With the clock ticking toward the 2026 WNBA season, Breanna Stewart made it clear that the players’ patience is wearing thin.
Speaking to CBS Sports after a weekend call with the union’s executive committee, Stewart acknowledged minor progress in collective bargaining agreement talks but emphasized that the process has dragged on far longer than necessary.
The Women's National Basketball Players Association, or the WNBPA, held the call Sunday to dissect the league’s latest proposal, which arrived Friday more than six weeks after the players submitted their most recent counteroffer.
Stewart said the goal was alignment. “We wanted to really understand everyone’s point of view and get on the same page about what we’re asking for,” she explained.
According to Stewart, the proposal showed movement in non-financial areas that matter to players, particularly housing and facility standards. Under the league’s offer, first-year and minimum-salary players would receive one-bedroom apartments for the first three years of the CBA, while developmental players would be provided with studios.
Those concessions followed an in-person meeting on Feb. 2 between league leadership and union representatives, including Nneka Ogwumike and Kelsey Plum.
Still, the central issue remains unresolved. “It didn’t move much money wise,” Stewart said, pointing to revenue sharing as the sticking point. Players are pushing for 30% of gross revenue, while the league has offered roughly 70% of net revenue after expenses, as ESPN reported.

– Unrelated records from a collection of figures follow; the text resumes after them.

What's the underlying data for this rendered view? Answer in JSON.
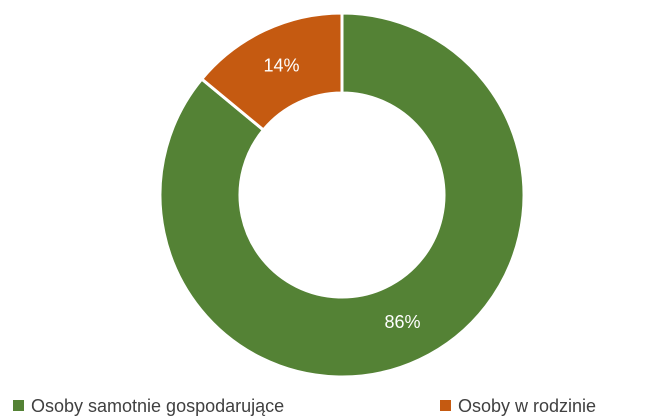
{
  "chart_data": {
    "type": "donut",
    "categories": [
      "Osoby samotnie gospodarujące",
      "Osoby w rodzinie"
    ],
    "values": [
      86,
      14
    ],
    "value_labels": [
      "86%",
      "14%"
    ],
    "colors": [
      "#548235",
      "#c55a11"
    ],
    "legend": "bottom"
  }
}
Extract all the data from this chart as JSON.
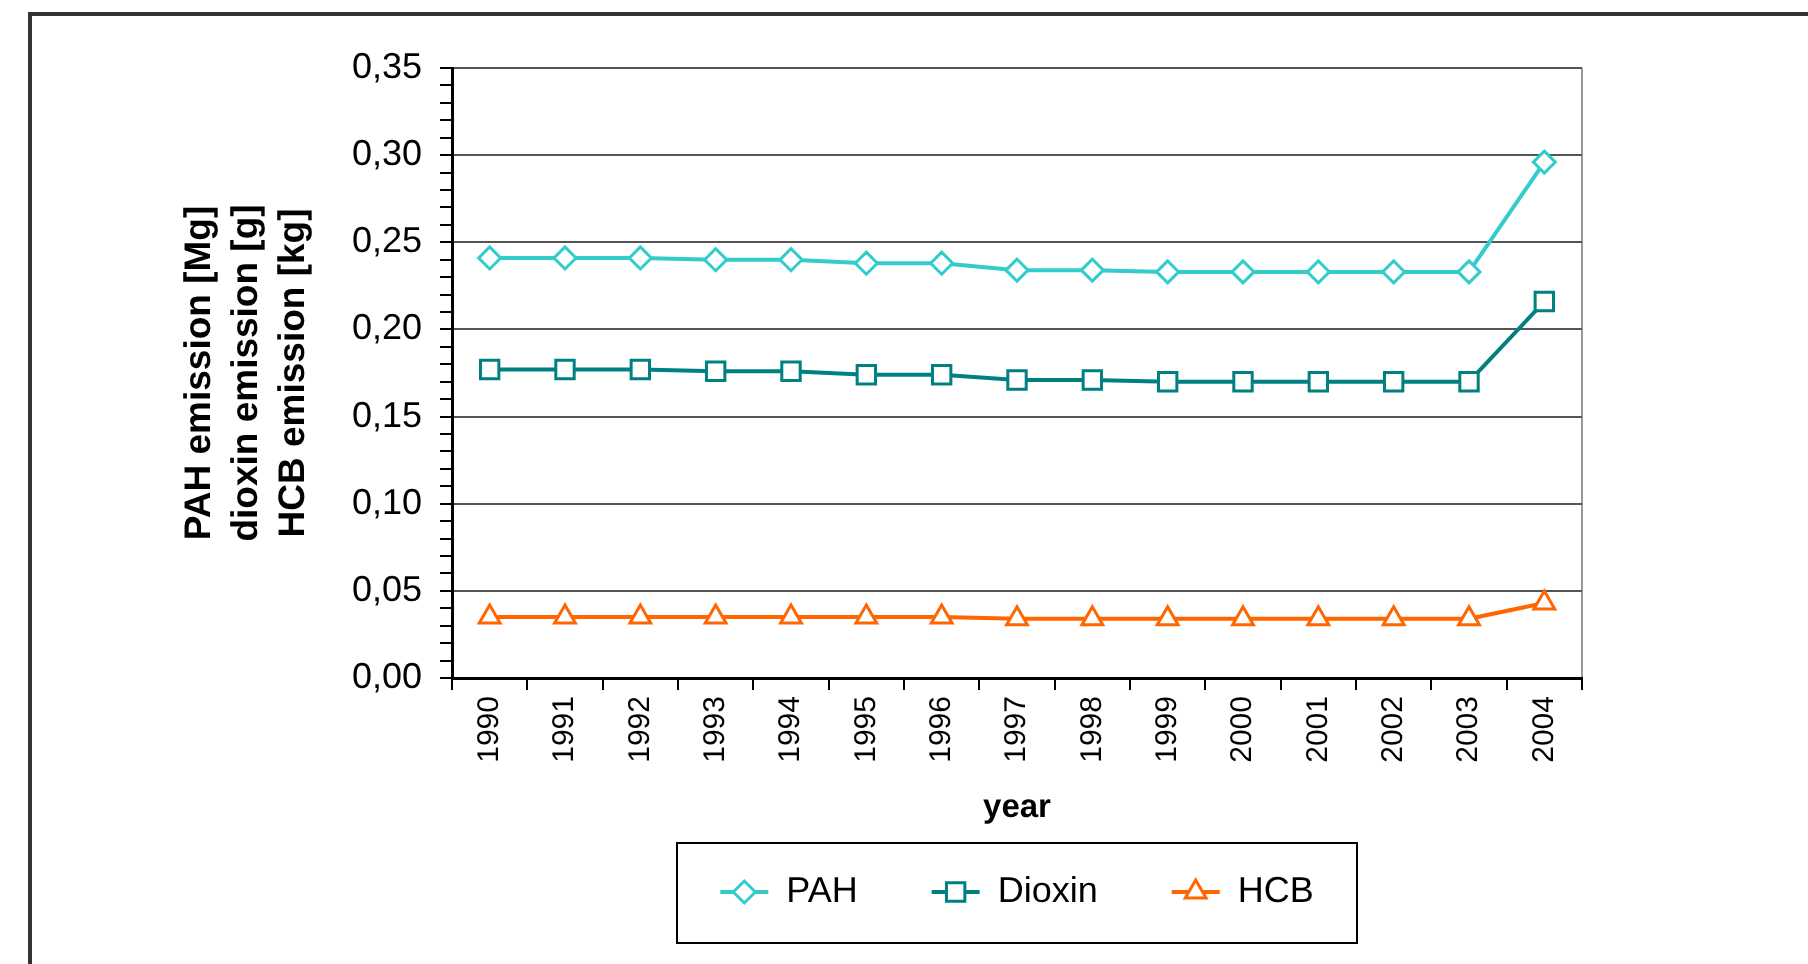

And that gap continues to define the stalemate.
Financially, the league’s proposal would raise the salary cap to about $5.65 million in 2026, up dramatically from roughly $1.5 million in 2025. Minimum salaries could rise to around $230,000, with average salaries starting near $530,000 and max deals approaching $2 million later in the agreement.
Even so, the union’s counterproposal envisions a much larger cap, closer to $10.5 million, with max salaries near $2.5 million.
Time pressure is mounting. Training camps are scheduled to open April 19, with the regular season tipping off May 8. Before then, the league must finalize a new CBA, conduct a double expansion draft for Toronto and Portland, and navigate the busiest free agency in WNBA history. Nearly 80% of players are currently in limbo.
“I think that both sides are very aware that this has gone on way longer than it needed to,” Stewart said. “Hopefully we can really start to hear each other on the non-negotiables.”
As Ogwumike summed it up, once revenue sharing is resolved, “everything else” can fall into place. Until then, uncertainty continues to loom over a landmark offseason.